WASHINGTON – The growth of Maryland’s prison population dropped sharply last year, but still grew at almost three times the national average for state prisons, according to statistics released by the Justice Department this week.
The Bureau of Justice Statistics said state prison populations nationwide grew by 0.4 percent from July 1, 2000, to June 30, 2001, the slowest rate of growth in 28 years.
Maryland’s prison population grew 1.1 percent during the same period, rising to 23,970 inmates on June 30. Maryland officials said that, as of Friday, the state’s prisons had 23,730 inmates in a system designed to hold 15,500 prisoners.
The growth rate was down from 1.5 percent nationally during the previous 12-month period, and 2.8 percent for Maryland in the same period.
The figures include prisoners in custody and those being held outside prison facilities while under the legal authority of a prison system.
A spokesman for the Maryland Department of Public Safety and Correctional Services did not dispute the prison growth numbers — and was not particularly concerned by them.
“Every state will be up at times and down at times,” said Leonard A. Sipes Jr., the spokesman. “We don’t look at Justice data in terms of rates rising or dropping.”
Sipes said the higher-than-average rate of increase in Maryland’s prison population could be attributed to the state’s tough stance on crime.
“We’re putting more violent criminals in prison, and we’re keeping them longer,” he said.
Sipes said that Maryland state prisoners serve 66 months on average and that the number of “lifers,” with or without parole, increased 65 percent during the 1990s, to 2,129 inmates.

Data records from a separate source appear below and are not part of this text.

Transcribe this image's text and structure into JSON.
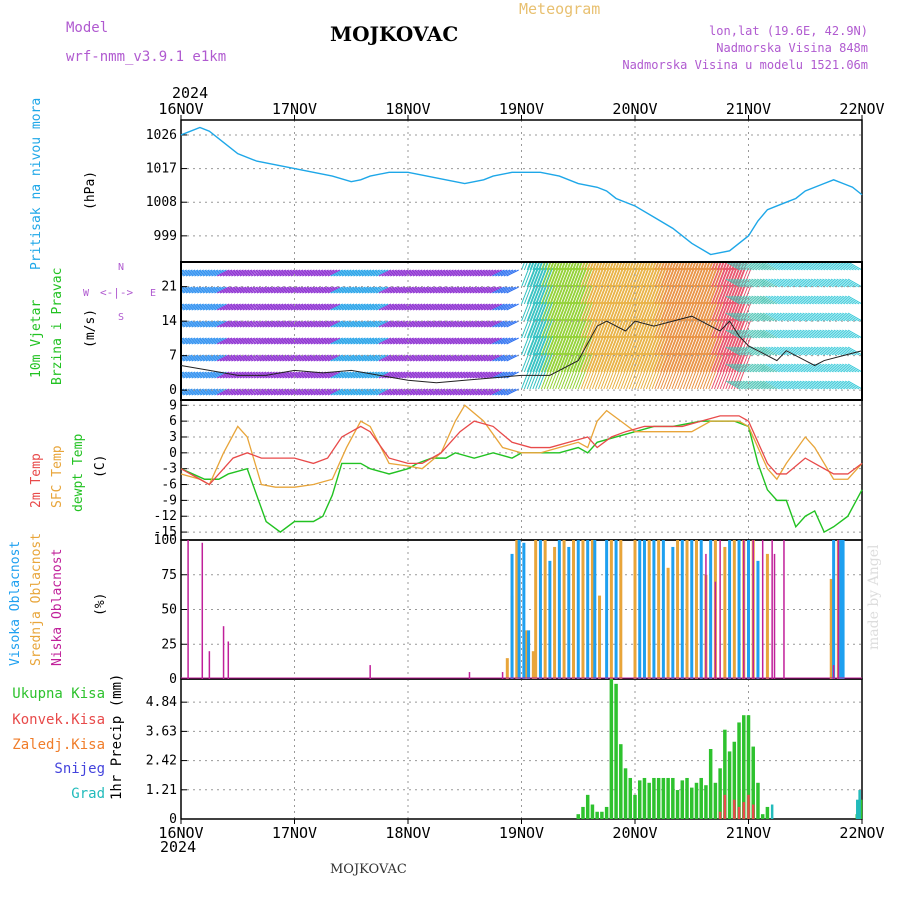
{
  "header": {
    "model_label": "Model",
    "model_name": "wrf-nmm_v3.9.1 e1km",
    "station": "MOJKOVAC",
    "meteogram": "Meteogram",
    "lonlat": "lon,lat (19.6E, 42.9N)",
    "elevation": "Nadmorska Visina 848m",
    "model_elevation": "Nadmorska Visina u modelu 1521.06m",
    "year_top": "2024",
    "year_bottom": "2024",
    "footer_station": "MOJKOVAC",
    "credit": "made by Angel"
  },
  "colors": {
    "pressure": "#1ea7e8",
    "temp2m": "#e84a4a",
    "sfc": "#e8a53a",
    "dewpt": "#22c222",
    "high_cloud": "#1ea0f0",
    "mid_cloud": "#e8a53a",
    "low_cloud": "#c0209a",
    "precip_total": "#2ec22e",
    "precip_conv": "#e84a4a",
    "precip_frozen": "#f07d2a",
    "snow": "#4444dd",
    "hail": "#22bbbb",
    "purple": "#b05ad0"
  },
  "x_axis": {
    "ticks": [
      "16NOV",
      "17NOV",
      "18NOV",
      "19NOV",
      "20NOV",
      "21NOV",
      "22NOV"
    ],
    "range_hours": [
      0,
      144
    ]
  },
  "chart_data": [
    {
      "type": "line",
      "panel": "pressure",
      "ylabel_left": "Pritisak na nivou mora",
      "unit": "(hPa)",
      "yticks": [
        "999",
        "1008",
        "1017",
        "1026"
      ],
      "ylim": [
        992,
        1030
      ],
      "series": [
        {
          "x": [
            0,
            4,
            6,
            9,
            12,
            16,
            20,
            24,
            28,
            32,
            36,
            38,
            40,
            44,
            48,
            52,
            56,
            60,
            64,
            66,
            70,
            72,
            76,
            80,
            84,
            88,
            90,
            92,
            96,
            100,
            104,
            108,
            112,
            116,
            120,
            122,
            124,
            126,
            128,
            130,
            132,
            136,
            138,
            140,
            142,
            144
          ],
          "values": [
            1026,
            1028,
            1027,
            1024,
            1021,
            1019,
            1018,
            1017,
            1016,
            1015,
            1013.5,
            1014,
            1015,
            1016,
            1016,
            1015,
            1014,
            1013,
            1014,
            1015,
            1016,
            1016,
            1016,
            1015,
            1013,
            1012,
            1011,
            1009,
            1007,
            1004,
            1001,
            997,
            994,
            995,
            999,
            1003,
            1006,
            1007,
            1008,
            1009,
            1011,
            1013,
            1014,
            1013,
            1012,
            1010
          ]
        }
      ]
    },
    {
      "type": "line",
      "panel": "wind",
      "ylabel_left": [
        "10m Vjetar",
        "Brzina i Pravac"
      ],
      "unit": "(m/s)",
      "compass": {
        "north": "N",
        "south": "S",
        "east": "E",
        "west": "W"
      },
      "yticks": [
        "0",
        "7",
        "14",
        "21"
      ],
      "ylim": [
        -2,
        26
      ],
      "series": [
        {
          "x": [
            0,
            6,
            12,
            18,
            24,
            30,
            36,
            42,
            48,
            54,
            60,
            66,
            72,
            78,
            80,
            84,
            88,
            90,
            94,
            96,
            100,
            104,
            108,
            112,
            114,
            116,
            118,
            120,
            124,
            126,
            128,
            132,
            134,
            136,
            140,
            144
          ],
          "values": [
            5,
            4,
            3,
            3,
            4,
            3.5,
            4,
            3,
            2,
            1.5,
            2,
            2.5,
            3,
            3,
            4,
            6,
            13,
            14,
            12,
            14,
            13,
            14,
            15,
            13,
            12,
            14,
            11,
            9,
            7,
            6,
            8,
            6,
            5,
            6,
            7,
            8
          ]
        }
      ]
    },
    {
      "type": "line",
      "panel": "temperature",
      "ylabel_left": [
        "2m Temp",
        "SFC Temp",
        "dewpt Temp"
      ],
      "unit": "(C)",
      "yticks": [
        "-15",
        "-12",
        "-9",
        "-6",
        "-3",
        "0",
        "3",
        "6",
        "9"
      ],
      "ylim": [
        -16.5,
        10
      ],
      "series": [
        {
          "name": "2m Temp",
          "x": [
            0,
            4,
            6,
            9,
            11,
            14,
            17,
            20,
            24,
            28,
            31,
            34,
            38,
            40,
            44,
            48,
            51,
            55,
            59,
            62,
            66,
            70,
            74,
            78,
            82,
            86,
            88,
            91,
            94,
            98,
            102,
            106,
            110,
            114,
            118,
            120,
            122,
            124,
            126,
            128,
            132,
            134,
            138,
            141,
            144
          ],
          "values": [
            -3,
            -5,
            -6,
            -3,
            -1,
            0,
            -1,
            -1,
            -1,
            -2,
            -1,
            3,
            5,
            4,
            -1,
            -2,
            -2,
            0,
            4,
            6,
            5,
            2,
            1,
            1,
            2,
            3,
            1,
            3,
            4,
            5,
            5,
            5,
            6,
            7,
            7,
            6,
            2,
            -2,
            -4,
            -4,
            -1,
            -2,
            -4,
            -4,
            -2
          ]
        },
        {
          "name": "SFC Temp",
          "x": [
            0,
            4,
            6,
            9,
            12,
            14,
            17,
            20,
            24,
            28,
            32,
            35,
            38,
            40,
            44,
            48,
            51,
            55,
            58,
            60,
            64,
            68,
            72,
            76,
            80,
            84,
            86,
            88,
            90,
            93,
            96,
            100,
            104,
            108,
            112,
            116,
            118,
            120,
            122,
            124,
            126,
            128,
            132,
            134,
            138,
            141,
            144
          ],
          "values": [
            -4,
            -5,
            -6,
            0,
            5,
            3,
            -6,
            -6.5,
            -6.5,
            -6,
            -5,
            1,
            6,
            5,
            -2,
            -2.5,
            -3,
            0,
            6,
            9,
            6,
            1,
            0,
            0,
            1,
            2,
            1,
            6,
            8,
            6,
            4,
            4,
            4,
            4,
            6,
            6,
            6,
            5,
            1,
            -3,
            -5,
            -2,
            3,
            1,
            -5,
            -5,
            -2
          ]
        },
        {
          "name": "dewpt Temp",
          "x": [
            0,
            5,
            8,
            10,
            14,
            18,
            21,
            24,
            28,
            30,
            32,
            34,
            38,
            40,
            44,
            48,
            50,
            53,
            56,
            58,
            62,
            66,
            70,
            72,
            76,
            80,
            84,
            86,
            88,
            92,
            96,
            100,
            104,
            110,
            114,
            117,
            120,
            122,
            124,
            126,
            128,
            130,
            132,
            134,
            136,
            138,
            141,
            144
          ],
          "values": [
            -3,
            -5,
            -5,
            -4,
            -3,
            -13,
            -15,
            -13,
            -13,
            -12,
            -8,
            -2,
            -2,
            -3,
            -4,
            -3,
            -2,
            -1,
            -1,
            0,
            -1,
            0,
            -1,
            0,
            0,
            0,
            1,
            0,
            2,
            3,
            4,
            5,
            5,
            6,
            6,
            6,
            5,
            -2,
            -7,
            -9,
            -9,
            -14,
            -12,
            -11,
            -15,
            -14,
            -12,
            -7
          ]
        }
      ]
    },
    {
      "type": "bar",
      "panel": "clouds",
      "ylabel_left": [
        "Visoka Oblacnost",
        "Srednja Oblacnost",
        "Niska Oblacnost"
      ],
      "unit": "(%)",
      "yticks": [
        "0",
        "25",
        "50",
        "75",
        "100"
      ],
      "ylim": [
        0,
        100
      ],
      "series": [
        {
          "name": "Niska Oblacnost",
          "x": [
            1.5,
            4.5,
            6,
            9,
            10,
            40,
            61,
            68,
            111,
            113,
            114,
            119,
            121,
            123,
            125,
            125.5,
            127.5,
            138,
            139
          ],
          "values": [
            100,
            98,
            20,
            38,
            27,
            10,
            5,
            5,
            90,
            70,
            100,
            100,
            100,
            100,
            100,
            90,
            100,
            10,
            100
          ]
        },
        {
          "name": "Srednja Oblacnost",
          "x": [
            69,
            70,
            71,
            73,
            74.5,
            75,
            77,
            79,
            81,
            83,
            85,
            87,
            88.5,
            91,
            93,
            96,
            99,
            101,
            103,
            105,
            107,
            109,
            111,
            113,
            115,
            117,
            119,
            121,
            124,
            137.5,
            139
          ],
          "values": [
            15,
            60,
            100,
            35,
            20,
            100,
            100,
            95,
            100,
            100,
            100,
            100,
            60,
            100,
            100,
            100,
            100,
            100,
            80,
            100,
            100,
            100,
            75,
            100,
            95,
            100,
            100,
            100,
            90,
            72,
            100
          ]
        },
        {
          "name": "Visoka Oblacnost",
          "x": [
            70,
            71.5,
            72.5,
            73.5,
            76,
            78,
            80,
            82,
            84,
            86,
            87.5,
            90,
            92,
            97,
            98,
            100,
            102,
            104,
            106,
            108,
            110,
            112,
            116,
            118,
            120,
            122,
            138,
            139.5,
            140
          ],
          "values": [
            90,
            100,
            98,
            35,
            100,
            85,
            100,
            95,
            100,
            100,
            100,
            100,
            100,
            100,
            100,
            100,
            100,
            95,
            100,
            100,
            100,
            100,
            100,
            100,
            100,
            85,
            100,
            100,
            100
          ]
        }
      ]
    },
    {
      "type": "bar",
      "panel": "precip",
      "ylabel_left": "1hr Precip (mm)",
      "legend": [
        "Ukupna Kisa",
        "Konvek.Kisa",
        "Zaledj.Kisa",
        "Snijeg",
        "Grad"
      ],
      "yticks": [
        "0",
        "1.21",
        "2.42",
        "3.63",
        "4.84"
      ],
      "ylim": [
        0,
        5.8
      ],
      "series": [
        {
          "name": "Ukupna Kisa",
          "x": [
            84,
            85,
            86,
            87,
            88,
            89,
            90,
            91,
            92,
            93,
            94,
            95,
            96,
            97,
            98,
            99,
            100,
            101,
            102,
            103,
            104,
            105,
            106,
            107,
            108,
            109,
            110,
            111,
            112,
            113,
            114,
            115,
            116,
            117,
            118,
            119,
            120,
            121,
            122,
            123,
            124,
            125,
            126,
            127,
            128,
            129,
            130,
            131,
            132,
            133,
            134,
            135,
            136,
            137,
            138,
            139,
            140,
            141,
            142,
            143,
            143.7
          ],
          "values": [
            0.2,
            0.5,
            1,
            0.6,
            0.3,
            0.3,
            0.5,
            5.8,
            5.6,
            3.1,
            2.1,
            1.7,
            1,
            1.6,
            1.7,
            1.5,
            1.7,
            1.7,
            1.7,
            1.7,
            1.7,
            1.2,
            1.6,
            1.7,
            1.3,
            1.5,
            1.7,
            1.4,
            2.9,
            1.5,
            2.1,
            3.7,
            2.8,
            3.2,
            4,
            4.3,
            4.3,
            3,
            1.5,
            0.2,
            0.5,
            0,
            0,
            0,
            0,
            0,
            0,
            0,
            0,
            0,
            0,
            0,
            0,
            0,
            0,
            0,
            0,
            0,
            0,
            0.2,
            0.8
          ]
        },
        {
          "name": "Konvek.Kisa",
          "x": [
            114,
            115,
            117,
            118,
            119,
            120,
            121
          ],
          "values": [
            0.3,
            1,
            0.8,
            0.5,
            0.7,
            1,
            0.6
          ]
        },
        {
          "name": "Grad",
          "x": [
            125,
            143,
            143.5
          ],
          "values": [
            0.6,
            0.8,
            1.2
          ]
        }
      ]
    }
  ]
}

The report supported Sipes’ claim that Maryland inmates are being held longer. While the number of inmates released from state prisons increased nationally by 8.4 percent between 1998 and 2000, the number in Maryland fell 4.7 percent in the same period, from 10,492 inmates in 1998 to 10,004 in 2000.
The report said the rise in inmate releases was a major factor behind “the dramatic slowdown in the rate of growth in state prison populations.”
Maryland also had more state prisoners per capita than the national average, according to the report. It said 432 of every 100,000 Maryland residents were serving a state prison sentence of more than one year, compared to 426 per 100,000 nationally.
Sipes said the Maryland incarceration rate of 432 persons per 100,000 residents was “the traditional rate” for the state. He said it is the 17th- highest rate of incarceration in the nation, according to the most recent Justice Department statistics.
A spokesman for the Governors’ office of Crime Control and Prevention referred calls for comment on the prison statistics to Sipes. A spokesman for the Attorney General’s office did not return two phone calls.